Sie war bis gestern auf der Intensivstation, dann einen Tag auf der Wochenbettstation und wurde heute auf eine andere verlegt, da sich die Frauenklinik offensichtlich nicht um OP Nachsorge kümmern kann. Ich bin heute und morgen erst mal wieder daheim und fahr Donnerstag wieder hin. Ihr Mann wurde krank geschrieben, um sich uns Baby zu kümmern, heute ist seine Mutter noch zusätzlich eingesprungen. Der Kleine wurde mit Papa heute nach Hause entlassen. Ich finde, ihr Mann macht das großartig!
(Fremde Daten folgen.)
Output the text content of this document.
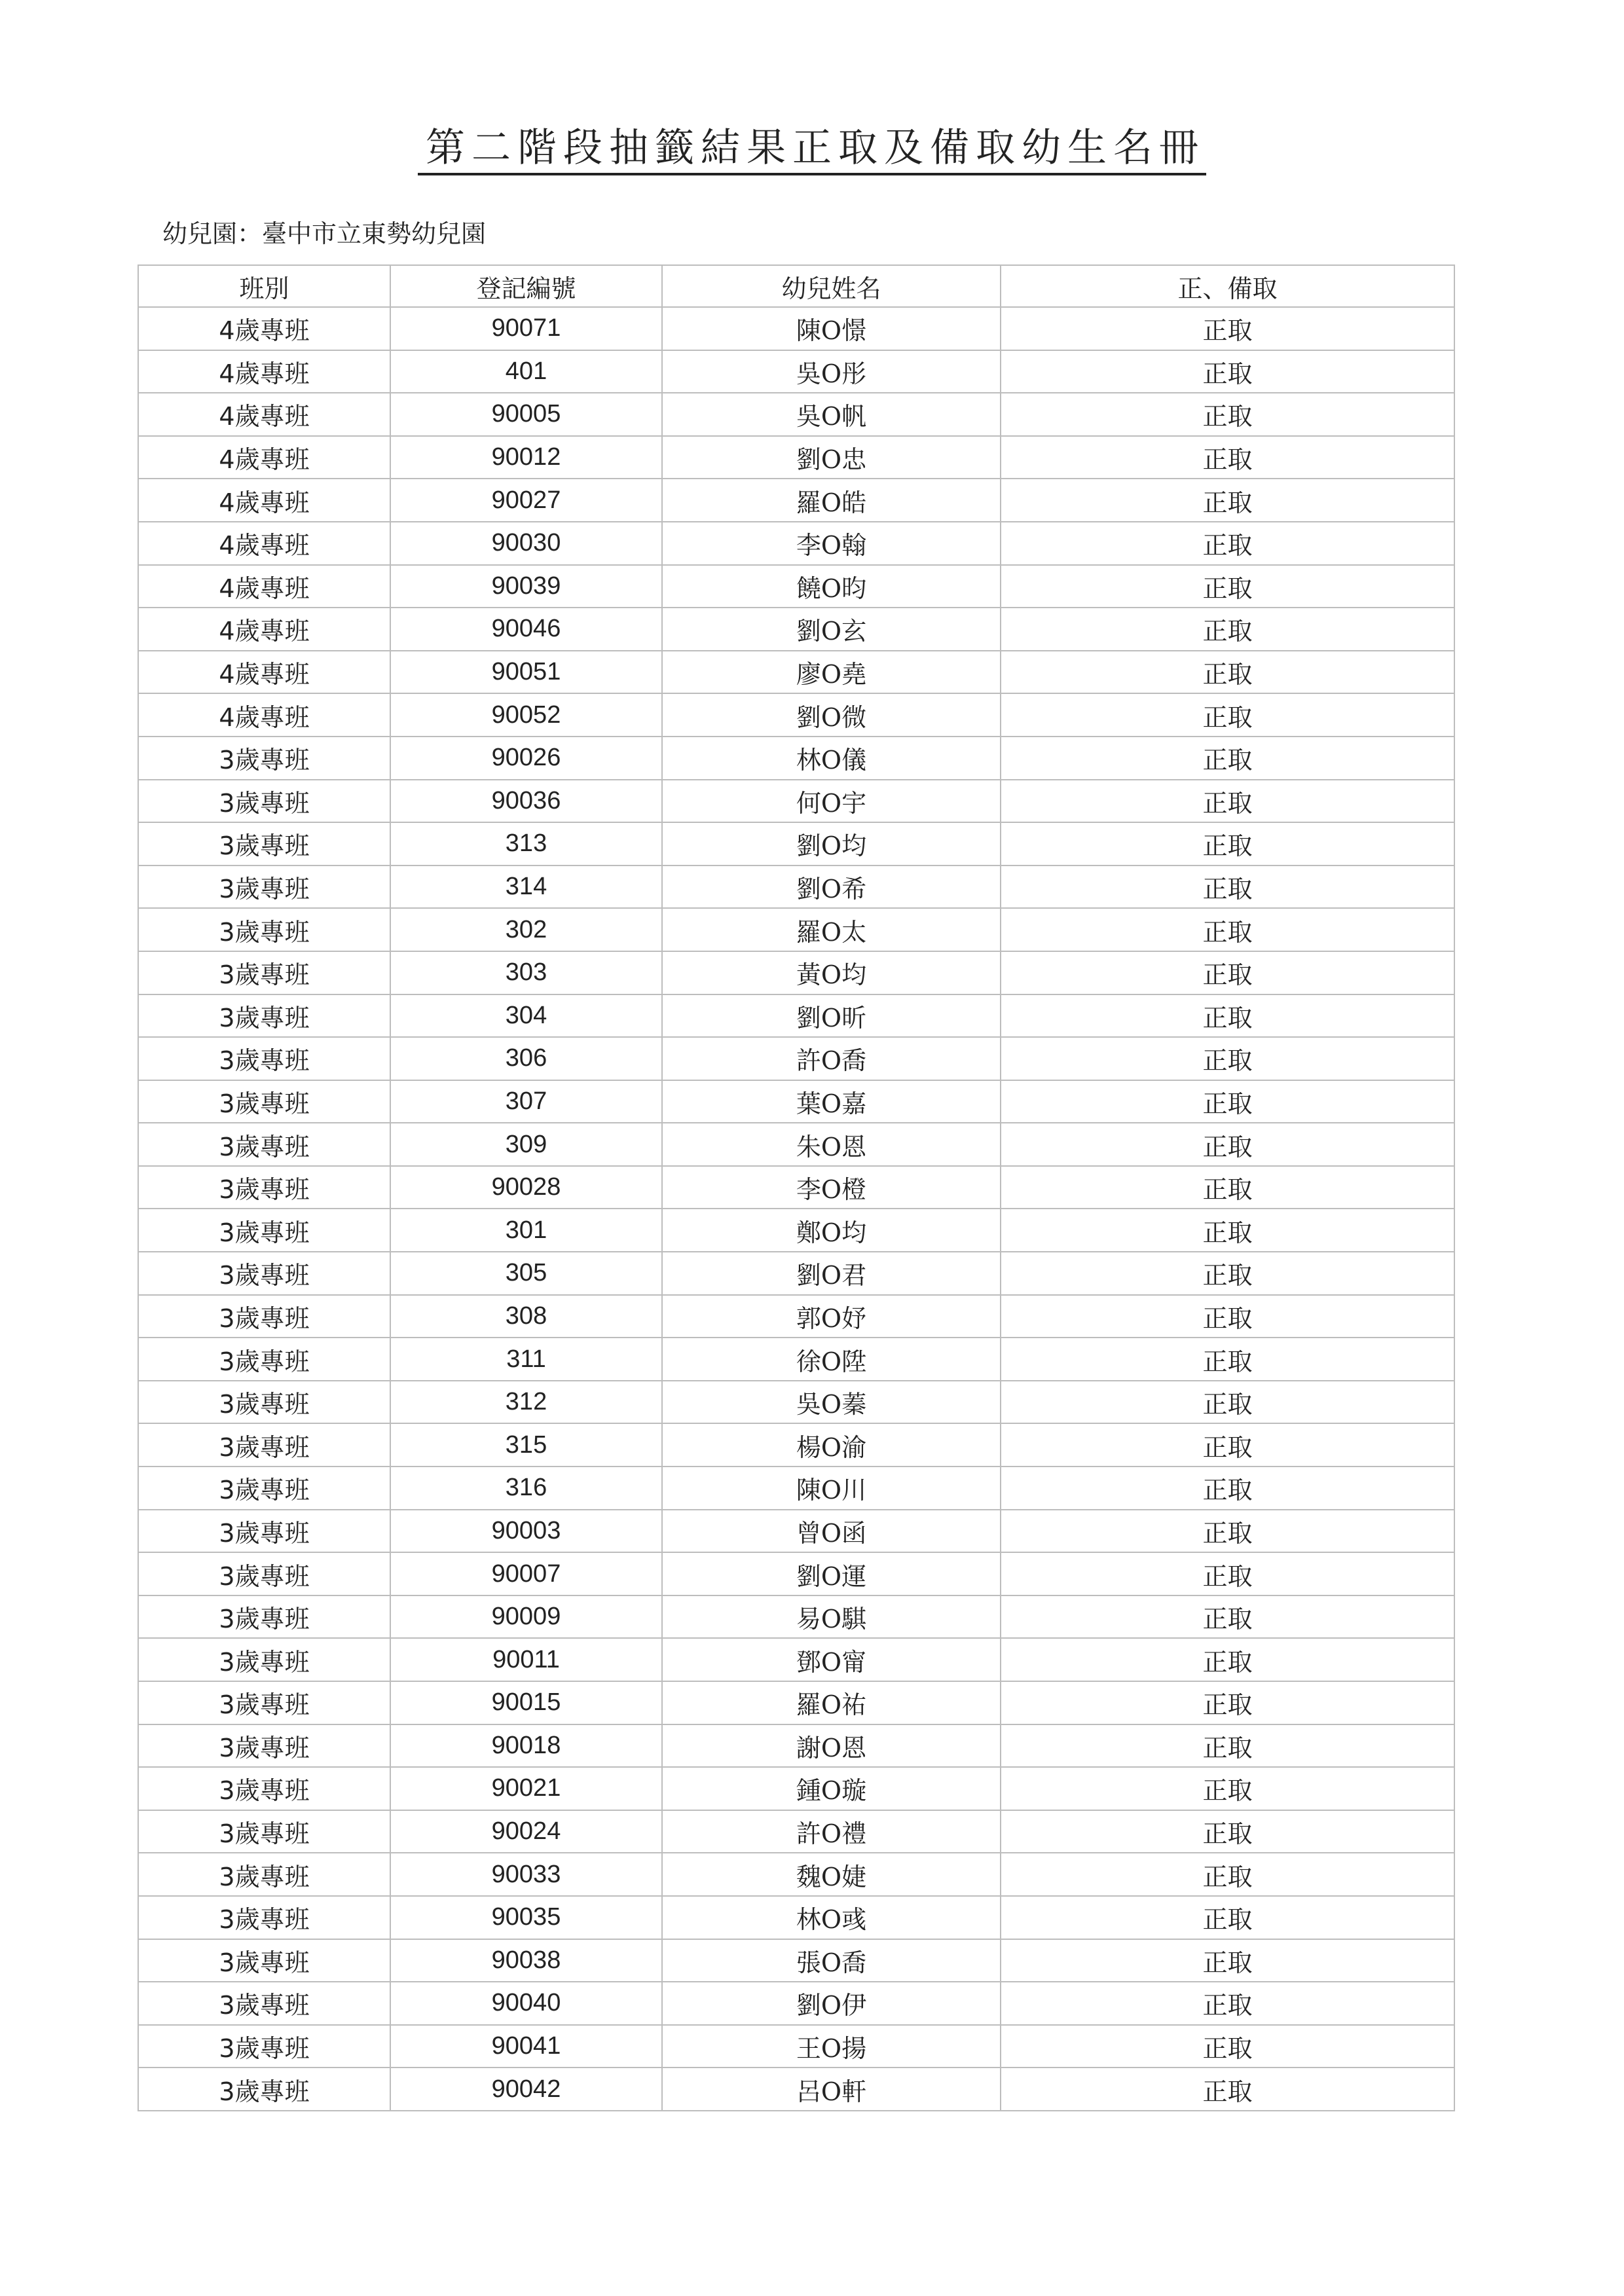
第二階段抽籤結果正取及備取幼生名冊
幼兒園：臺中市立東勢幼兒園
班別	登記編號	幼兒姓名	正、備取
4歲專班	90071	陳O憬	正取
4歲專班	401	吳O彤	正取
4歲專班	90005	吳O帆	正取
4歲專班	90012	劉O忠	正取
4歲專班	90027	羅O皓	正取
4歲專班	90030	李O翰	正取
4歲專班	90039	饒O昀	正取
4歲專班	90046	劉O玄	正取
4歲專班	90051	廖O堯	正取
4歲專班	90052	劉O微	正取
3歲專班	90026	林O儀	正取
3歲專班	90036	何O宇	正取
3歲專班	313	劉O均	正取
3歲專班	314	劉O希	正取
3歲專班	302	羅O太	正取
3歲專班	303	黃O均	正取
3歲專班	304	劉O昕	正取
3歲專班	306	許O喬	正取
3歲專班	307	葉O嘉	正取
3歲專班	309	朱O恩	正取
3歲專班	90028	李O橙	正取
3歲專班	301	鄭O均	正取
3歲專班	305	劉O君	正取
3歲專班	308	郭O妤	正取
3歲專班	311	徐O陞	正取
3歲專班	312	吳O蓁	正取
3歲專班	315	楊O渝	正取
3歲專班	316	陳O川	正取
3歲專班	90003	曾O函	正取
3歲專班	90007	劉O運	正取
3歲專班	90009	易O騏	正取
3歲專班	90011	鄧O甯	正取
3歲專班	90015	羅O祐	正取
3歲專班	90018	謝O恩	正取
3歲專班	90021	鍾O璇	正取
3歲專班	90024	許O禮	正取
3歲專班	90033	魏O婕	正取
3歲專班	90035	林O彧	正取
3歲專班	90038	張O喬	正取
3歲專班	90040	劉O伊	正取
3歲專班	90041	王O揚	正取
3歲專班	90042	呂O軒	正取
So ein Neugeborenes ist doch für viele frisch gebackene Väter ohne vorherige Babykontakte mit etwas Berührungsängsten verbunden, aber er macht das locker (nach eigener Aussage "nur nach außen entspannt" - ich hab ihm gesagt, dass sei der Trick aller frisch gebackenen Eltern

).
Aber meine Freundin ist ganz schön am Ende ihrer Kräfte, hat noch starke Schmerzen, hat sich wundgelegen, Blähungen die dann auch noch von innen gegen die Narbe drücken... und irgendwie scheint da auch nix besser zu werden, außer das aktuell keine neuen inneren Blutungen auftreten (was ja schon viel Wert ist). Hinzu kommt, dass sie ganz schön geknickt ist. Einerseits möchte sie sich so gern mehr ums Baby kümmern, andererseits hat sie ein schlechtes Gewissen, wenn sie ihn nicht permanent vermisst, wenn er nicht da ist, sondern froh ob der Ruhe ist. Einerseits möchte sie gern stillen, andererseits hat sie gerade nicht mal die Kraft, selbst etwas zu essen, geschweige denn abpumpen oder sonst irgendwas.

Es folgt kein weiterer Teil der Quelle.